Tooling
🌄 Overview¶
There are a few components that are prerequisites to the deployment of these workflows as they are, with minimal code changes: Vault, and GitLab remote state files.
Remote State storage with tofu is not required but it will make this entire process a lot easier. GitLab offers free remote state storage and until I can deploy my own GitLab server locally this is the best free solution. There is an alternative that is explained more below.

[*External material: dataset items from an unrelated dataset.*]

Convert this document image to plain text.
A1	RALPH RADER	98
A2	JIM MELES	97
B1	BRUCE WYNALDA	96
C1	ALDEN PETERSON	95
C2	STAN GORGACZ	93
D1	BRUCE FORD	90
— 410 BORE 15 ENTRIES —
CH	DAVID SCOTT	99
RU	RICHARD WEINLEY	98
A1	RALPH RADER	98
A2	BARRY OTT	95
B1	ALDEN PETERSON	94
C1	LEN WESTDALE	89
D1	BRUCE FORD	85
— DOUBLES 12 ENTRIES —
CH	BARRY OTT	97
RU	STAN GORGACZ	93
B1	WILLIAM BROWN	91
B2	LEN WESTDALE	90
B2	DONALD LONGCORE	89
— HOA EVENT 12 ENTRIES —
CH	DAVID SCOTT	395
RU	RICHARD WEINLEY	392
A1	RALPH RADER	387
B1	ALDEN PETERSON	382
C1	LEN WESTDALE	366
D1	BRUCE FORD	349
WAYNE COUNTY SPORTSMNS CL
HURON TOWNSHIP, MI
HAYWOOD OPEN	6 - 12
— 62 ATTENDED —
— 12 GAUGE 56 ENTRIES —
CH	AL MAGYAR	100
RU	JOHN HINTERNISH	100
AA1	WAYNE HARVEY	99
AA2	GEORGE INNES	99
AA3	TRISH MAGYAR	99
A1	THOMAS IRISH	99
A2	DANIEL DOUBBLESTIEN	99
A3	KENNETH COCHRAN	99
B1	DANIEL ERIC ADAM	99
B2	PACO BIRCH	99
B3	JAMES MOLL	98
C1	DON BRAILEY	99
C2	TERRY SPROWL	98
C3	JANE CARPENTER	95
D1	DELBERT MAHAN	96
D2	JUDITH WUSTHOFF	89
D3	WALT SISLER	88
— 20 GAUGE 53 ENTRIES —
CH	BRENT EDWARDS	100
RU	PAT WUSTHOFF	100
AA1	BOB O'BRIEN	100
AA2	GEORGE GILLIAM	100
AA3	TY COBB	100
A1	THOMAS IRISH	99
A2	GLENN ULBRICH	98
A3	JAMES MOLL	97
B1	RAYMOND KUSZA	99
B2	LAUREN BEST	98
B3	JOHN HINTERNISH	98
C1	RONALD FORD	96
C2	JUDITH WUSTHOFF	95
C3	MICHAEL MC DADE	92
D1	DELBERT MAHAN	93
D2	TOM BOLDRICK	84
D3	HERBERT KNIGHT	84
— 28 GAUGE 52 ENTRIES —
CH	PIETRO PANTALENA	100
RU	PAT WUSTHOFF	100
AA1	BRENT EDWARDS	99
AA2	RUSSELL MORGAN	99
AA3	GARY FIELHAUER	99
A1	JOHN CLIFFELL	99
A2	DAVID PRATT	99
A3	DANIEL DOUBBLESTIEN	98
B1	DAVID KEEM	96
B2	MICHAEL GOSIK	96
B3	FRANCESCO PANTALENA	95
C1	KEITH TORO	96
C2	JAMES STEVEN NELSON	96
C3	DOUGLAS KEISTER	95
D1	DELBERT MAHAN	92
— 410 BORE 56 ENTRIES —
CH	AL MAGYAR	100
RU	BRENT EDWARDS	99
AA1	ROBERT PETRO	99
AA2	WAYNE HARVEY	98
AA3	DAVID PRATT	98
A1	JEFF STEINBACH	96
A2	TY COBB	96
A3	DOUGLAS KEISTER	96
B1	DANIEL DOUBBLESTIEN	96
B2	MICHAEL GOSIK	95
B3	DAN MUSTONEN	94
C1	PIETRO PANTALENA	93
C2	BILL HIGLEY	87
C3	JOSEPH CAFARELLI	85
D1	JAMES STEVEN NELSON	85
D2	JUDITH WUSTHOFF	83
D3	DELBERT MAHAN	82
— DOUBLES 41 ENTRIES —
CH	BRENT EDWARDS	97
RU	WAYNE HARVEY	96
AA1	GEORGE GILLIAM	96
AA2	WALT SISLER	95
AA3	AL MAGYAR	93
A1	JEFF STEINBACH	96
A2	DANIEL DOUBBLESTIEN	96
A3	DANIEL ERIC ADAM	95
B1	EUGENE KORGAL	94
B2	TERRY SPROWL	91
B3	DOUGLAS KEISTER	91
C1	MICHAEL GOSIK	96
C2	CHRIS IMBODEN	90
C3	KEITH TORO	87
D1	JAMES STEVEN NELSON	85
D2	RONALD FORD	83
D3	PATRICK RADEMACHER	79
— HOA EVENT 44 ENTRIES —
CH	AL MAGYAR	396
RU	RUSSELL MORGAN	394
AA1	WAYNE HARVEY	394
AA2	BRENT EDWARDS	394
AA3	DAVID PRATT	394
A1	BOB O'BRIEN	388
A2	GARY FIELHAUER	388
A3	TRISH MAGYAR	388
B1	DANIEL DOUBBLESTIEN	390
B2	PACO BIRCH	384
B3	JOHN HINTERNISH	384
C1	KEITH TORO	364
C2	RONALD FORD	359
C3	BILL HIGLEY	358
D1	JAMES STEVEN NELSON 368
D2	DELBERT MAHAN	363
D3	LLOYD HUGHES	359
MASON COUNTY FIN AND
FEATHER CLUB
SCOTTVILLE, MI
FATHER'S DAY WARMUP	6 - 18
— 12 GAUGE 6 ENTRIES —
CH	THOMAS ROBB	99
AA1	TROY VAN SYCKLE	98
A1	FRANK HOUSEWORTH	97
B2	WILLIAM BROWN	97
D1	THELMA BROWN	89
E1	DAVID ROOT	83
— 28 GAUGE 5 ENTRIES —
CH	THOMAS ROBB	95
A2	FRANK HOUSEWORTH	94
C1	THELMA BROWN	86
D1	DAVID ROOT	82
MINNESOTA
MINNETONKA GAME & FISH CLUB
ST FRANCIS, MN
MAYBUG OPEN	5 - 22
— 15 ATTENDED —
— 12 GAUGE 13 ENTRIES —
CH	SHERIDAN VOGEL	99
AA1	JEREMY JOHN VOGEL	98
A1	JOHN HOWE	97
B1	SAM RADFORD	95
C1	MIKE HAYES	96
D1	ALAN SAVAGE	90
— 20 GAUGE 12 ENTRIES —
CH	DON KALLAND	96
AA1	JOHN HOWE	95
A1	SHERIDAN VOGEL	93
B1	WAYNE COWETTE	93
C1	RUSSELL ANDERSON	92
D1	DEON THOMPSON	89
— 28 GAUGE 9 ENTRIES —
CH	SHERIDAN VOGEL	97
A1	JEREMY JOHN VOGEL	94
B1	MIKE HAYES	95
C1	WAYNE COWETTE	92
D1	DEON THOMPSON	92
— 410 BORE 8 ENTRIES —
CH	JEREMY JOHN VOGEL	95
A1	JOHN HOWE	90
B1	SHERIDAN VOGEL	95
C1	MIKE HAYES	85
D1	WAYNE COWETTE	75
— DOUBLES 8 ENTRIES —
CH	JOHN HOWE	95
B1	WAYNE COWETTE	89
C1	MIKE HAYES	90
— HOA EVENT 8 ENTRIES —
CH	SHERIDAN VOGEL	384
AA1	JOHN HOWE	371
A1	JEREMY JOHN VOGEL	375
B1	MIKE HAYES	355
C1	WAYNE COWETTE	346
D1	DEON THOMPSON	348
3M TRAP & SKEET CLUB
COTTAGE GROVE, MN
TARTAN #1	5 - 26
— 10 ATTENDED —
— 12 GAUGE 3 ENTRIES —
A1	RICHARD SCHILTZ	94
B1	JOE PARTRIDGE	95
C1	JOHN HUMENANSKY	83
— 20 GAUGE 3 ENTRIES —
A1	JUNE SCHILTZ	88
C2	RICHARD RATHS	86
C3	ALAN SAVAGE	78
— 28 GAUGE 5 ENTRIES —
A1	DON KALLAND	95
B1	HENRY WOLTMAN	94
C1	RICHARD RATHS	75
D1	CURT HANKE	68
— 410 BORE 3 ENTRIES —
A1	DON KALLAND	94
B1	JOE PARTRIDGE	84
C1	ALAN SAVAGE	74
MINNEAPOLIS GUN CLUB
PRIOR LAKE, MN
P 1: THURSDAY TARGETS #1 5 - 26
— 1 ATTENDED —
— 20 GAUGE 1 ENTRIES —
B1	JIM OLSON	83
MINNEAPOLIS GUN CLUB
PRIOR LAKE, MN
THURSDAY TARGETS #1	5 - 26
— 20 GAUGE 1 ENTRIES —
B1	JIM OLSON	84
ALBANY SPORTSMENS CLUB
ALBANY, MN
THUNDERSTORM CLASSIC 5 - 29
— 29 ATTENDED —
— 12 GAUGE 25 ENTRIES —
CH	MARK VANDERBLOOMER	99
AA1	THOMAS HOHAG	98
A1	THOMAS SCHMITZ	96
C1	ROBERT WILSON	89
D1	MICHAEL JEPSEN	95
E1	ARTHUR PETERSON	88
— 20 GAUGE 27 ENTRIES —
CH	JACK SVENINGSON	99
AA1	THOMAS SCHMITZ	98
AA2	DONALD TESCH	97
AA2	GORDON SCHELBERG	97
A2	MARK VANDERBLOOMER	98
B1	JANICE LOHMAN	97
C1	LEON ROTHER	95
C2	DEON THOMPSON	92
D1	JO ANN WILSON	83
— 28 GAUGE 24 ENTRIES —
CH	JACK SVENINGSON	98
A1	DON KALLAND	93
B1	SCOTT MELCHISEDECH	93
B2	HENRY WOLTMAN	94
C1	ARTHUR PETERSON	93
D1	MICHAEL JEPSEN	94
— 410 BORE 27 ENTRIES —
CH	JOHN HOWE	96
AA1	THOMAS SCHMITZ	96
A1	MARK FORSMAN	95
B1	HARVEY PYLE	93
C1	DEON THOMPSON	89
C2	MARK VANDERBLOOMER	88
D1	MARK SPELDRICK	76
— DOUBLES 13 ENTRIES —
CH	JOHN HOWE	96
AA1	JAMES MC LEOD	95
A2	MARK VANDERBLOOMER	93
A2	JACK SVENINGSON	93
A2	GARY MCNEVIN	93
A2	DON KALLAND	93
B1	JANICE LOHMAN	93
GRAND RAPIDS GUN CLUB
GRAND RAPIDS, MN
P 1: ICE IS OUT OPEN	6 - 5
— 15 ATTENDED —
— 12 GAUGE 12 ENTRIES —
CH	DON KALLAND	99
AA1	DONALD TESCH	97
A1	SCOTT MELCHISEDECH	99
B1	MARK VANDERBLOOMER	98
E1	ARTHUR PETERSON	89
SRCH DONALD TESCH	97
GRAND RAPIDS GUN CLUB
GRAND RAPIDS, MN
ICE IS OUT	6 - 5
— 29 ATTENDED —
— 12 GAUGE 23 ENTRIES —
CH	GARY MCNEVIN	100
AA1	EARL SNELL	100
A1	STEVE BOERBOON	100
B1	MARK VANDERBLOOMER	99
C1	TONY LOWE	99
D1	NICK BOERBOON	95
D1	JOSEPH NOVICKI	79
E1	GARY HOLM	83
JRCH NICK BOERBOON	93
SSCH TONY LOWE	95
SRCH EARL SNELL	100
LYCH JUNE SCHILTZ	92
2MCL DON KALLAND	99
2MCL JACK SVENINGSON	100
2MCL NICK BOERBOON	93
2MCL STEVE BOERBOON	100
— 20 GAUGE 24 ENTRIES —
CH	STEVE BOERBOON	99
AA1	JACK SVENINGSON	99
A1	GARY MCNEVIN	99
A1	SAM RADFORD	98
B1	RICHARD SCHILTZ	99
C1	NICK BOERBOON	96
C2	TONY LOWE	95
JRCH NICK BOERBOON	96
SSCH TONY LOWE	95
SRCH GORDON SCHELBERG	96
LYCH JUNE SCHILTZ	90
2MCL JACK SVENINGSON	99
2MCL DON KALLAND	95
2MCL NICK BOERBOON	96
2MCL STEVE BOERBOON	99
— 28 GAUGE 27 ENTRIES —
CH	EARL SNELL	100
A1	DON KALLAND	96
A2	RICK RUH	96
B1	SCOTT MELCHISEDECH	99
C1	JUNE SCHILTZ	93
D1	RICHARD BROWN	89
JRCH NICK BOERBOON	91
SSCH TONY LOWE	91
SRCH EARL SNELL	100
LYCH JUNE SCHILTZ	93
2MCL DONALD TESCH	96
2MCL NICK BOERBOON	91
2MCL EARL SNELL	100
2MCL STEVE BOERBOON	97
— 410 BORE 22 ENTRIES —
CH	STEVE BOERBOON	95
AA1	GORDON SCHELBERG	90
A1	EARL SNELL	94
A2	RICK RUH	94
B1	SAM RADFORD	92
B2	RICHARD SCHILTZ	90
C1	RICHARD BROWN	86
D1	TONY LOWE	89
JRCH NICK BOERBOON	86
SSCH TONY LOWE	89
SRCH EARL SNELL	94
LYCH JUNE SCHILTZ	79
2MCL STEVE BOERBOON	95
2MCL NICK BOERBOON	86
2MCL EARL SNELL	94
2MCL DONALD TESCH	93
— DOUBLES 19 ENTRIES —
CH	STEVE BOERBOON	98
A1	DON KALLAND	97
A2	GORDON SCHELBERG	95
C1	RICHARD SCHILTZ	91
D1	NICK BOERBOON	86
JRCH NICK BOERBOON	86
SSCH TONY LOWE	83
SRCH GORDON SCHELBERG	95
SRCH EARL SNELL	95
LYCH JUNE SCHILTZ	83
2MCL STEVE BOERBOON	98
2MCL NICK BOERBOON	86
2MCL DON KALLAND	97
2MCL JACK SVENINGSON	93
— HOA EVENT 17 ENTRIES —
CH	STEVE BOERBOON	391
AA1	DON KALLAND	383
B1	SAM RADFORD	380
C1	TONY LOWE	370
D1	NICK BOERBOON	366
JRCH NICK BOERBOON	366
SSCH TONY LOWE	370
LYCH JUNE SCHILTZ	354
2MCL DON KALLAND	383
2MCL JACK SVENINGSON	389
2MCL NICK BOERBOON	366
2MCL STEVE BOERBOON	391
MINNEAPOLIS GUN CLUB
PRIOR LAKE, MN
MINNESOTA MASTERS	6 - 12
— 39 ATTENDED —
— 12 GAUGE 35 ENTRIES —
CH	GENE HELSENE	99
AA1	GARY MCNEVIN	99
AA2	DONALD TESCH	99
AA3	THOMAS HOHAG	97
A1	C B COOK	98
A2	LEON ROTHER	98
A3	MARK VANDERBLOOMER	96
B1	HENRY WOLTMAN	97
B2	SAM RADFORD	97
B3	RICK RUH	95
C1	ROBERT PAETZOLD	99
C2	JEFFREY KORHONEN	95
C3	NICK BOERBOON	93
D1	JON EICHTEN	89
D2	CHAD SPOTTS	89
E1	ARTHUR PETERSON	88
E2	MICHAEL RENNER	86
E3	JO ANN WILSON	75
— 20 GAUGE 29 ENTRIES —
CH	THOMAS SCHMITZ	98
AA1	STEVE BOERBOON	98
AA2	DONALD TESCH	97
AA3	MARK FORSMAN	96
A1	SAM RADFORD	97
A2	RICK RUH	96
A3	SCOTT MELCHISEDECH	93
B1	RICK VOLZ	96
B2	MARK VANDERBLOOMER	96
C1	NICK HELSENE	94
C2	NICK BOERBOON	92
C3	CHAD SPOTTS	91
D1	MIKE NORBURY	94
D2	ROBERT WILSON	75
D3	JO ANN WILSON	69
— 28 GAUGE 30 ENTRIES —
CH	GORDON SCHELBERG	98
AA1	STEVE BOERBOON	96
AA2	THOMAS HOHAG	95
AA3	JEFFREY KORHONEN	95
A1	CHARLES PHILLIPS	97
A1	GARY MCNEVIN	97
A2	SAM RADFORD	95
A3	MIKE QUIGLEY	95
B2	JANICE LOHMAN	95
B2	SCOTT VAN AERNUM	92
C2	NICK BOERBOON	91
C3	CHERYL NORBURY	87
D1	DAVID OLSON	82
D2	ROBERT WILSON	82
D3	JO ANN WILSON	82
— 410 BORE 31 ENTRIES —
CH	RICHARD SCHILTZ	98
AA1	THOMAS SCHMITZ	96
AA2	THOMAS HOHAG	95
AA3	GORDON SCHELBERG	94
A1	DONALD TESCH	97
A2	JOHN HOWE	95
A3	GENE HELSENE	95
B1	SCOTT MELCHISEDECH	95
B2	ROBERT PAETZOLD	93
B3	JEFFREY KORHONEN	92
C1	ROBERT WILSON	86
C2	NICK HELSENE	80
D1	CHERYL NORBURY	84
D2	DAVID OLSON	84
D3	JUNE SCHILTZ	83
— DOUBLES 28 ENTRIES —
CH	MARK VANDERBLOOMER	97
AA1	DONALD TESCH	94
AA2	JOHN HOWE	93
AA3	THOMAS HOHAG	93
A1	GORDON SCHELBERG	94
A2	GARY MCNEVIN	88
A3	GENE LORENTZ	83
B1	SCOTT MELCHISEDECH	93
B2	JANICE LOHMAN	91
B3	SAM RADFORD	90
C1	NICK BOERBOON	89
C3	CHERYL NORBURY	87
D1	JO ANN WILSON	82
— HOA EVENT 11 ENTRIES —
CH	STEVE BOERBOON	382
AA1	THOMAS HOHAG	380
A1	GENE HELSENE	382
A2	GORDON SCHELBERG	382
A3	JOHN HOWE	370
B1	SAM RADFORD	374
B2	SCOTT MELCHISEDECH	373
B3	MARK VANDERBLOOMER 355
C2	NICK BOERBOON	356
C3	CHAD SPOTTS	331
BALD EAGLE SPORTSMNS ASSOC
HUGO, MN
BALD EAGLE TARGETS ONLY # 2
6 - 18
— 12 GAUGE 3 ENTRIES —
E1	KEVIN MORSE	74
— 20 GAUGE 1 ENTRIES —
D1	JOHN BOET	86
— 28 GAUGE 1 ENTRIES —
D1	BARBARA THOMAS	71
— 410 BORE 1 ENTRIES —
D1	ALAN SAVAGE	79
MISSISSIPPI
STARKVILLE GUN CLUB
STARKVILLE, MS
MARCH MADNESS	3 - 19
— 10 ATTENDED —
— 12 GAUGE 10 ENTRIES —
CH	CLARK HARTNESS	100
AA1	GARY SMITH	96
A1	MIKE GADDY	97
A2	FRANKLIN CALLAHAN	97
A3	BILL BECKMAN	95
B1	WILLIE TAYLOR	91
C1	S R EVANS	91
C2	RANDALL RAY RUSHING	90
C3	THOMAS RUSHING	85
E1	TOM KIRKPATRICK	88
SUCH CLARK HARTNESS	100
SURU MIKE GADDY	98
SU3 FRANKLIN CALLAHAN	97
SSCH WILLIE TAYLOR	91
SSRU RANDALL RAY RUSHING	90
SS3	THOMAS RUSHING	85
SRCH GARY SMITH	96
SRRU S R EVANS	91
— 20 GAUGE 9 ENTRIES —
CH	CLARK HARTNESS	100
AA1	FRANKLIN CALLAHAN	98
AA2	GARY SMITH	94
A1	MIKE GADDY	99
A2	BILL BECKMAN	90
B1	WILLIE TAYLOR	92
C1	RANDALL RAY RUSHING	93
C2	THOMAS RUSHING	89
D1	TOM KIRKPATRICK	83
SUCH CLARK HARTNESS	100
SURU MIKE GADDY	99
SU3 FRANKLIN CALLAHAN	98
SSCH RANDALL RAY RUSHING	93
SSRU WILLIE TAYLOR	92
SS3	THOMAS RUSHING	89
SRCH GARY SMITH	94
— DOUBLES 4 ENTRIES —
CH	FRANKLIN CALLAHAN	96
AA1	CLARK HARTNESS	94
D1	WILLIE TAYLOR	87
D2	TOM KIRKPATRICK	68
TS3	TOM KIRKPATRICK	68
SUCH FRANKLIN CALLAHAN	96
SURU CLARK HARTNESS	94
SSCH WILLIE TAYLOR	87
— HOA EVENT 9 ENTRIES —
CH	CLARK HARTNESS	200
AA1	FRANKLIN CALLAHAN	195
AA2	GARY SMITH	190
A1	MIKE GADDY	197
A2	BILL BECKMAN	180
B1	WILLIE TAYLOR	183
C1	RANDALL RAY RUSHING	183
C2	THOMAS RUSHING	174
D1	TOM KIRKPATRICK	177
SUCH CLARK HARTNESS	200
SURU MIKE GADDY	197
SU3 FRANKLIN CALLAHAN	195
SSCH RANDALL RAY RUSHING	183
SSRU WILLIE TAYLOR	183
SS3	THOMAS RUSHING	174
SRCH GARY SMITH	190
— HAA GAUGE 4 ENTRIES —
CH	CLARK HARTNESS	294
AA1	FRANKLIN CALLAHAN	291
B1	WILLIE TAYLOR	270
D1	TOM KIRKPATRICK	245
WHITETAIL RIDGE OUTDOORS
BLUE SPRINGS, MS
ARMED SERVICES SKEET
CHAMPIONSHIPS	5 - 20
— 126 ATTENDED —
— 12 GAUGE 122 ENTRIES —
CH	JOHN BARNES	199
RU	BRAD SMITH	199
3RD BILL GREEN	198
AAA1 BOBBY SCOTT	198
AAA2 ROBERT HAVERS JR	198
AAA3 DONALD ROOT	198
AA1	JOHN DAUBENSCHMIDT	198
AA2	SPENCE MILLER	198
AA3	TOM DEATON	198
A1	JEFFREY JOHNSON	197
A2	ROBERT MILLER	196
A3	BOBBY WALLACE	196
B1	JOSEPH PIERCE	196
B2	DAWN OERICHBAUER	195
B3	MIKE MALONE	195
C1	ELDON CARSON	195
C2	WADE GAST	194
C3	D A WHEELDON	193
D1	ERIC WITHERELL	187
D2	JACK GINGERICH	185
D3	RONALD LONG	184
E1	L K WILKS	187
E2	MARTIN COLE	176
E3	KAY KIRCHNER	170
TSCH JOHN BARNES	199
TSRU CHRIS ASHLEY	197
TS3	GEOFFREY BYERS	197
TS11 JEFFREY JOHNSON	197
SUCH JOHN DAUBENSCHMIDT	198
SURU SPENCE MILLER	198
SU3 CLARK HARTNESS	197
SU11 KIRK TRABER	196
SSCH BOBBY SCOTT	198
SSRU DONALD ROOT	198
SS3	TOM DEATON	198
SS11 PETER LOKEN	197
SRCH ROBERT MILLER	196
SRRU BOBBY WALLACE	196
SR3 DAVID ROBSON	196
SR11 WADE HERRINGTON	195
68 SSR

Deploying vault is a difficult process, especially when you want to run a production version of it locally. By default the container is designed to be run in a development setting and does not persist anything to disk. I built a tofu workflow around deploying it. The workflow automatically creates the certs required to secure vault and downloads them to your localhost for storage.
🔐 Vault¶
You will need a way to store secrets in your workflows to better protect information as it runs through your automation. My solution was to use Hashicorp Vault, but if you have an Azure keyvault, or an AWS KMS, you can use either of those solutions. In trying to align with my no-cost solution, I chose to implement a local docker deployment of Vault.
♻️ OpenTofu¶
Tofu will act as the orchestration engine of the infrastructure. It will take the workflow, compile to a binary state and execute the changes on approval. All of this is run from your localhost and will require that you have network connectivity to the api of your target Proxmox instance over tcp/8006.
🦮 Template Machine¶
Packer is another tool that will be used to create custom images. It is set to use port tcp/8800+ and should also be permitted in the firewall of the Proxmox server as well as the VLAN that the instances are hosted on. This should is already configured as part of the datacenter workflow. If you run a second external firewall like on a router, that will also need to be configured to permit traffic between vlans.
🏗️ Tofu Workflow¶
Remote State Files are a part of the infrastructure that relies on an external service. Unlike an AWS DynamoDB with S3, or an Azure File Storage solution, GitLab is a free resource for storing a remote state file using HTTP REST methods. There is an option to use local state filesinstead of the remote state file. With this option the state file is stored on your localhost to disk in the form of a .json file in your projects root directory. It is possible to deploy all of this by using local state files, you will just need to modify the data blocks to point to the new state files; a change you will need to make to the code already.